The scandal of “capitalism” is that, economically, it seems to work. An economic system that encourages men to look after number one, has managed, in spite of itself, to produce a surplus of goods. That these goods are not always distributed justly is another question—and it is the one that concerns the Holy Father--but the surplus is created. One problem, for a Christian, is that an economic system that encourages men to look after number one is quite likely to encourage behaviors that can prevent people from going to Heaven. And the related conundrum for the Church is: an economic system that is quite likely to prevent at least some people from going to Heaven also seems to be the best available means for enacting the “preferential option for the poor”—if by that is meant moving the poor out of material poverty. Before you can give to the poor, you need to have something to give. Despite what the Holy Father wrote, the argument that a “capitalist” economy produces more and better goods than a “socialist” economy seems to me to be empirically verifiable. “Capitalism” although with the enormous glaring flaw just described, seems to work, economically, while “Socialism,” beautifully moral in principle, does not. There is also no evidence that socialism, theoretically moral though it may be, produces more morally upright people. To believe so, to paraphrase the Holy Father, would require “a crude and naïve trust in the goodness of those wielding economic (read: political) power and in the sacralized workings of the prevailing economic (read: political) system.” The crimes of socialist regimes when in power: the U.S.S.R., China, the Third Reich, Cambodia are to well known to need repeating.
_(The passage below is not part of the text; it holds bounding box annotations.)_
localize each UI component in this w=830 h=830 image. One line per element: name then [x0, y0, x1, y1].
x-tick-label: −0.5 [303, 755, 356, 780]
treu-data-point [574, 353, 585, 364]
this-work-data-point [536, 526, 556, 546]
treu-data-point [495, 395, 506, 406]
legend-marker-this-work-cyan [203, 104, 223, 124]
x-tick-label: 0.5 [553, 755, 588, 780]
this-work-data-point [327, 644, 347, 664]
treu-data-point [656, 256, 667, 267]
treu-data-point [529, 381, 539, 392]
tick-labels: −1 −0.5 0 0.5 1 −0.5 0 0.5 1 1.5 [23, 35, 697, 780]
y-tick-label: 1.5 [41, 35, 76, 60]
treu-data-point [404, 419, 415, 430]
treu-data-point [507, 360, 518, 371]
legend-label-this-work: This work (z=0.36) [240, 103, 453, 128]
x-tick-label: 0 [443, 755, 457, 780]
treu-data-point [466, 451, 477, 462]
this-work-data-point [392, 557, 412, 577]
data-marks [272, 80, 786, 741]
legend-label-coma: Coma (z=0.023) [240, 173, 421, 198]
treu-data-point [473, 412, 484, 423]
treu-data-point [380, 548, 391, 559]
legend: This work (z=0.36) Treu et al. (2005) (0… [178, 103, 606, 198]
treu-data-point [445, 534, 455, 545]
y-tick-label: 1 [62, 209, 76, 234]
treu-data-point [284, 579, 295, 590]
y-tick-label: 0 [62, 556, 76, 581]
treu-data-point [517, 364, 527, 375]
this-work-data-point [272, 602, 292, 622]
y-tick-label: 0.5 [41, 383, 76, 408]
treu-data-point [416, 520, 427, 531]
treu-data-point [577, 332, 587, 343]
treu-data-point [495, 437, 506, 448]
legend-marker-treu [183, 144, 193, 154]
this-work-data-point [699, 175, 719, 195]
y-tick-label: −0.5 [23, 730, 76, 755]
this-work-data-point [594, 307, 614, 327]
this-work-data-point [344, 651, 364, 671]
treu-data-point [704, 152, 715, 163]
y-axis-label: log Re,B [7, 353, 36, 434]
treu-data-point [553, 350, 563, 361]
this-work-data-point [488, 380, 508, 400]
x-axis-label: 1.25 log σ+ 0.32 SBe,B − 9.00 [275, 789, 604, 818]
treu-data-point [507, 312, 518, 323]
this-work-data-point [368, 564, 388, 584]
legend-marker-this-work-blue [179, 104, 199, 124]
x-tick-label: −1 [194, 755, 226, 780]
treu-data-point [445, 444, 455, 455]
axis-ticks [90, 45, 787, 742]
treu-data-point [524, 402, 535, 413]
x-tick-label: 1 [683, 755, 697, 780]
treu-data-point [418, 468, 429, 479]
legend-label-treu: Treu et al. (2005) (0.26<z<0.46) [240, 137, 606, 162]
Towards the beginning of his essay on Charles Dickens, George Orwell writes “…Nadezhda Krupskaya, in her little book on Lenin, relates that towards the end of his life Lenin went to see a dramatized version of The Cricket on the Hearth, and found Dickens's 'middle-class sentimentality' so intolerable that he walked out in the middle of a scene.” A little further on, Orwell gives a hint as to why a man like Lenin would find Dickens intolerable “The truth is that Dickens's criticism of society is almost exclusively moral. Hence the utter lack of any constructive suggestion anywhere in his work. He attacks the law, parliamentary government, the educational system and so forth, without ever clearly suggesting what he would put in their places…There is no clear sign that he wants the existing order to be overthrown, or that he believes it would make very much difference if it WERE overthrown. For in reality his target is not so much society as 'human nature'. It would be difficult to point anywhere in his books to a passage suggesting that the economic system is wrong AS A SYSTEM. Nowhere, for instance, does he make any attack on private enterprise or private property… His whole 'message' is one that at first glance looks like an enormous platitude: If men would behave decently the world would be decent.” Emphases in the original.

Pages later, after describing the horrors of industrial age England, Orwell writes that there is always a new tyrant waiting to take over from the old tyrant, and comes to the conclusion “The central problem–how to prevent power from being abused–remains unsolved. Dickens, who had not the vision to see that private property is an obstructive nuisance, had the vision to see that. 'If men would behave decently the world would be decent' is not such a platitude as it sounds.’” Emphasis added.

So we’re back to where we started, where Plato started where Juvenal started: How do we get men to behave decently without exchanging one set of fetters for another, fetters more permanent because claiming justification and the right to use force from the will of the people. There is not a systemic solution to this, not a capitalist solution, not a socialist solution, because it is a problem at the level of the person. Engaging that problem, the problem of you and me, is exactly the job of the Church.